Pendukung visi ini kadang-kadang menuduh mereka yang tidak setuju dengan mereka tentang cara mengajar, atau setidaknya menyiratkan, keselamatan melalui pekerjaan, karena itu adalah keputusan kehendak individu - bukan Tuhan - yang menentukan apakah ia akan diselamatkan. Tetapi ini didasarkan pada pemahaman yang terlalu luas tentang "karya" yang tidak sesuai dengan cara istilah itu digunakan dalam tulisan suci. Menggunakan kebebasan yang Allah sendiri berikan kepada seseorang untuk menerima tawaran keselamatannya bukanlah tindakan yang dilakukan dengan rasa kewajiban terhadap Hukum Musa, atau "pekerjaan baik" yang akan mendapatkan tempatnya di hadapan Allah Dia hanya akan menerima hadiahnya. Para kritikus Calvinisme sering menuduh visinya tentang mewakili Allah sebagai berubah-ubah dan kejam.

Mereka berpendapat bahwa doktrin pemilihan tanpa syarat menyiratkan bahwa Allah secara sewenang-wenang menyelamatkan dan mengutuk orang lain. Mereka juga berpendapat bahwa pemahaman Calvinis tentang kebebasan akan merampas makna maknanya, karena individu tidak benar-benar bebas untuk memilih antara keselamatan dan kutukan. Mereka adalah budak dari keinginan mereka, yang ditentukan oleh Tuhan.

Orang Kristen lainnya mengerti bahwa kehendak bebas tidak hanya sebagai kebebasan dari pemaksaan eksternal tetapi juga dari kebutuhan internal. Yaitu, Tuhan telah memberi manusia kebebasan untuk membuat pilihan yang tidak sepenuhnya ditentukan oleh keinginan mereka. Mereka kemudian dapat memilih apakah akan menerima tawaran keselamatannya atau tidak.

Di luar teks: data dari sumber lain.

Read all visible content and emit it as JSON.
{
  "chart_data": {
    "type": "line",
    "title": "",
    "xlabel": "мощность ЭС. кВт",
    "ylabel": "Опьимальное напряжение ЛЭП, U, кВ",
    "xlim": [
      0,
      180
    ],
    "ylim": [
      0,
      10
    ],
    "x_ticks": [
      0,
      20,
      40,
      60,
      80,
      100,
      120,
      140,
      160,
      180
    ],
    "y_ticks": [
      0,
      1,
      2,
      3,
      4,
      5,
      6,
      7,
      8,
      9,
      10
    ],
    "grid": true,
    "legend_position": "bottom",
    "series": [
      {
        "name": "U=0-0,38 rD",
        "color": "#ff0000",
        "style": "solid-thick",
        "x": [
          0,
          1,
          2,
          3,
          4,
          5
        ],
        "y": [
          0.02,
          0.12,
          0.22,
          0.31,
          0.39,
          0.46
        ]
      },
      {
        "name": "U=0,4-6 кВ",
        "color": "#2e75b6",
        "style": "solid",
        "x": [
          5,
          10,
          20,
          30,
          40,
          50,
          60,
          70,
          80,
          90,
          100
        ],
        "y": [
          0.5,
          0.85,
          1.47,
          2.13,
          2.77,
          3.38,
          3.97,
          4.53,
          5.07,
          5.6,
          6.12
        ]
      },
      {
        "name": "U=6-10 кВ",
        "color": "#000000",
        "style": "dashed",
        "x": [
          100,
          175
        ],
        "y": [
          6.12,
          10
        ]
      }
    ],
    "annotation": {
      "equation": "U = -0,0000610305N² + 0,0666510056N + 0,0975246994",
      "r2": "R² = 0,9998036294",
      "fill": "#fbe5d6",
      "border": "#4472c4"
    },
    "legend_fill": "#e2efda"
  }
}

Dengan menjadi maha tahu, Tuhan tahu sebelumnya apakah mereka akan dengan bebas memilih untuk bekerja sama dengan kasih karunia-Nya dan akan menentukan mereka untuk keselamatan berdasarkan pengetahuan ini. Non-Calvinis sering mengklaim bahwa inilah yang Paulus maksud ketika ia mengatakan: "mereka yang diprediksi [Allah] juga telah ditakdirkan".

Gereja Katolik mengijinkan serangkaian pendapat tentang masalah takdir, tetapi ada beberapa hal yang tegas: “Tuhan memprediksi tidak ada yang akan masuk neraka; untuk ini, perlu untuk secara sukarela berpaling dari Allah (dosa berat) dan bertahan di dalamnya sampai akhir "(CCC 1037). Ia juga menolak gagasan pemilihan tanpa syarat, yang menyatakan bahwa ketika Allah "menetapkan rencana kekal" takdir ", ia memasukkan di dalamnya tanggapan bebas setiap orang terhadap rahmatnya" (CCC 600).